On Feb 24, 9:47 pm, "Kit Mai" <maiwei...@hotmail.com> wrote:
> Hello everyone,
>
> I am analysizing this signal: S = sin(2*pi*fd*t+23*pi/180) + 0.25*sin(2*pi*3*fd*t+68*pi/180) + 0.3*sin(2*pi*5*fd*t+16*pi/180) + 0.1*sin(2*pi*128*t+78*pi/180) + 0.15*sin(2*pi*243.2*t+94*pi/180) + 0.07*sin(2*pi*376*t);
>
> fd=60.32Hz;
> fs=5000Hz;
> length of S is 1000
>
> As you can see, in this distorted signal, there are fundamental frequency fd, 3rd, 5th harmonics frequency components, and a few interharmonic components (128, 243.2, 376Hz)
>
> I have successfully used an algorithm to find the best length N of the sampled window for the DFT analysis, which is N=995. This N can minimize the spectrum leakage near the fundamental and harmonics frequency components, as you can see in my plot here:http://p13.freep.cn/p.aspx?u=v20_p13_photo_1202241632553300_0.png
>
> If the original signal S can be decomposed into S=Sd+Sh+Si
> where Sd is fundamental frequency signal, Sh is harmonic signals(only 3rd,5th harmonic in this case) and Si is the interharmonic components signals
>
> Now, my task is to reconstruct the Sd + Sh signal. Due to the lack of knowledge in DSP, I am kindly asking for your suggestions while I am learning it myself.
>
> Should I use the output of FFT? and then zero out the unwanted frequency components, and then do the ifft?
>
> Or should I get the real part and imaginary part of the corresponding coefficients from the output of FFT, and reconstruct the fundamental and harmonic components signal?
>
> Or any other ideas and comment?
>
> Thank you!
Since you start with a sum of sines, and you're looking to end with
the real and imaginary parts of those sines, I guess this must be a
purely academic exercise. Otherwise, you could work these out from
the amplitudes and phases without any FFT at all.

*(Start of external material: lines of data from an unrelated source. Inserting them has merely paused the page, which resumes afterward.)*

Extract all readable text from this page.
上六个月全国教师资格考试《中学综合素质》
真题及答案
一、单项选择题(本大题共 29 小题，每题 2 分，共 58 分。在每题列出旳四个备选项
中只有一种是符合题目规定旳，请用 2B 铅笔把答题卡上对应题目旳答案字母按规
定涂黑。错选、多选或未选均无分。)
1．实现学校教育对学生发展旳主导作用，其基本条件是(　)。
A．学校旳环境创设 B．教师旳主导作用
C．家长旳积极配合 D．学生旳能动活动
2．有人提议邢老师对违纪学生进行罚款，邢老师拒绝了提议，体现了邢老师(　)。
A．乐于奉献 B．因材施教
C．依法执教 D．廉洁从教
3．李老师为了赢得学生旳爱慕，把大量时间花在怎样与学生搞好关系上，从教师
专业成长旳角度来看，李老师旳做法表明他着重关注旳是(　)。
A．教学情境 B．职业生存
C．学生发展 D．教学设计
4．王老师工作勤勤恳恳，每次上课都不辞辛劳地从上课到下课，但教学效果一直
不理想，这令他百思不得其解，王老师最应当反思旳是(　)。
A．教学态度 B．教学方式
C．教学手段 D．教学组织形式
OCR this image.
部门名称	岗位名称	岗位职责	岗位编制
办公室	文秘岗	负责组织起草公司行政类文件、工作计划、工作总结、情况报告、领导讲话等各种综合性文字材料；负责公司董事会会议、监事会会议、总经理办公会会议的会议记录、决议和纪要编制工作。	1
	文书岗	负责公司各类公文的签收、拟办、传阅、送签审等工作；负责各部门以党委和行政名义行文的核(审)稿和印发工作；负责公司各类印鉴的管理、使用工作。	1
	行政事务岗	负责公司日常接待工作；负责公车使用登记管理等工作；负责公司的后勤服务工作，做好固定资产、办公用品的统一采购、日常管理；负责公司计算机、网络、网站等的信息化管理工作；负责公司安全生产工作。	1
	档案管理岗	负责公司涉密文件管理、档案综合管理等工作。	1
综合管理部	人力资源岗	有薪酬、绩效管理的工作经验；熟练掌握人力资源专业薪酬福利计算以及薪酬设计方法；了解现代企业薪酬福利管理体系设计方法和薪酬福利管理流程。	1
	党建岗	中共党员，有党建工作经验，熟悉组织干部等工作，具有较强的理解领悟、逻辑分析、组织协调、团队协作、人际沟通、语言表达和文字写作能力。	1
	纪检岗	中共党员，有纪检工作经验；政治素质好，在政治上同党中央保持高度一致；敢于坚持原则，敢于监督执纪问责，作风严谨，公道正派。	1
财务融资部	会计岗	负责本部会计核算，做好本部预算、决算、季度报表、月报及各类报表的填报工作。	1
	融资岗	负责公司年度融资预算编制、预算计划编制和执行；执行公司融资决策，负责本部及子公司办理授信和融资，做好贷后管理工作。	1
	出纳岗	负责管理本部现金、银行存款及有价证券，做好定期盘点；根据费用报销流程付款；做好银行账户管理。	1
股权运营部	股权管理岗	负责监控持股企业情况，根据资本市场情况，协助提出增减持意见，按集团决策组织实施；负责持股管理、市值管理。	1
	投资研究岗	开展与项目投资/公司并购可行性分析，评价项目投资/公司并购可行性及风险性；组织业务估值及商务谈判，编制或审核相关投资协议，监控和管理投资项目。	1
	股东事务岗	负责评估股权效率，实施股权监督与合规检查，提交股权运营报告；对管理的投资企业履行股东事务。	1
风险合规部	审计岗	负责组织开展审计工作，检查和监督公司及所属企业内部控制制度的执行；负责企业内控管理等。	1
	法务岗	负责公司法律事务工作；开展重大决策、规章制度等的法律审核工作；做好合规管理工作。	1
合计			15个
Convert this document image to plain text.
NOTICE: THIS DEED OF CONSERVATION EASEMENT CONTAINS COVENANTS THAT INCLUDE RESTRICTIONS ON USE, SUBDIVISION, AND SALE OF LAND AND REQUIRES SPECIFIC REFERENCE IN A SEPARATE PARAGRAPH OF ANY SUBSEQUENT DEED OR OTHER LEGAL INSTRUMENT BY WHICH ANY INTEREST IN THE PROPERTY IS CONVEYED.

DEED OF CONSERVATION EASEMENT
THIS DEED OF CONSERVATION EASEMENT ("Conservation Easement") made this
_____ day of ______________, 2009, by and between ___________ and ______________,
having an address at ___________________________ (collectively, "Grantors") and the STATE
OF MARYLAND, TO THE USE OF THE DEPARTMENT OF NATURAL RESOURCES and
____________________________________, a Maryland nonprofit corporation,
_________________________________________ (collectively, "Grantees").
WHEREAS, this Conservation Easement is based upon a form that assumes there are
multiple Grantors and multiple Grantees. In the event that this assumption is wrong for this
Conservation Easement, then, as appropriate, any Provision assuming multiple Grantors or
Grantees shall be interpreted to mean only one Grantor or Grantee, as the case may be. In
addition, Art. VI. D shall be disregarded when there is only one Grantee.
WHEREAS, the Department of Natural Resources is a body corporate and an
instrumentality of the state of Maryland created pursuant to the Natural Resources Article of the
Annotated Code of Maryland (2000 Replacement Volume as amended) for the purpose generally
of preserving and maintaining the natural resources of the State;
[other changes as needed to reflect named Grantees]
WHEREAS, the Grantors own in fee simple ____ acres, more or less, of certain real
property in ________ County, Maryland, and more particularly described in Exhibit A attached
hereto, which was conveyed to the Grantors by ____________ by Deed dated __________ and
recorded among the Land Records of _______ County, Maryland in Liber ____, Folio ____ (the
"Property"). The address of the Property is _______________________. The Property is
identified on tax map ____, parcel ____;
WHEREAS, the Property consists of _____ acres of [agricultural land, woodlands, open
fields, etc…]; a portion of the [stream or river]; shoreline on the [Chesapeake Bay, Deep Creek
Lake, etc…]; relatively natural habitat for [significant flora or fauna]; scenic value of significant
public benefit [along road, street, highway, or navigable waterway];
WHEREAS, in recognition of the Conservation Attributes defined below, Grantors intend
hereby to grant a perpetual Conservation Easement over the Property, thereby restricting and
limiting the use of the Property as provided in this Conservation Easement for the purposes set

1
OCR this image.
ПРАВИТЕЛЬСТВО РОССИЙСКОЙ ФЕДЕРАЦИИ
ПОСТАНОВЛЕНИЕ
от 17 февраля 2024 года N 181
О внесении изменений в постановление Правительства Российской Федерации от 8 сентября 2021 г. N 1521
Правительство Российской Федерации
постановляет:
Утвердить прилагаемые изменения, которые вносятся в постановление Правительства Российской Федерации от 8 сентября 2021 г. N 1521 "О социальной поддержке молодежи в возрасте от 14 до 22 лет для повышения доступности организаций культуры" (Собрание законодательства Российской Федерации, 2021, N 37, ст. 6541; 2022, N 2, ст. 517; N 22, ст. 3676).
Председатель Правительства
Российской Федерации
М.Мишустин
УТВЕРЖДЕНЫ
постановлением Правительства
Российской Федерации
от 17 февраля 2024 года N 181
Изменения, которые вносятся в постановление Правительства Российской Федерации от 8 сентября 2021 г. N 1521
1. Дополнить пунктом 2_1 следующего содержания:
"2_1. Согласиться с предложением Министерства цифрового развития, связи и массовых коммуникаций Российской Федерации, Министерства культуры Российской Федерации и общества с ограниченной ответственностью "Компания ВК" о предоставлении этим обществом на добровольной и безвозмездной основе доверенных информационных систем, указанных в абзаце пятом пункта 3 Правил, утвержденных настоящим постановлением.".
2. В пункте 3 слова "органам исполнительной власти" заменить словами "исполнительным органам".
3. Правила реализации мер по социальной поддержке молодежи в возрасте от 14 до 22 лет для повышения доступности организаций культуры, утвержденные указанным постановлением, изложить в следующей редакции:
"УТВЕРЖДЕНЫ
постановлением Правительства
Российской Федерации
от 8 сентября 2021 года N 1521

But if it were a real problem, where S is a sum of sines with unknown
amplitude and phase but known frequency, then this is not the best way
to go about it.
A better strategy is to solve it in the time domain as a least squares
problem using Matlab's \ facility (help mldivide). This is the way it
is done in the tidal hydraulics toolbox t_tide (Google it).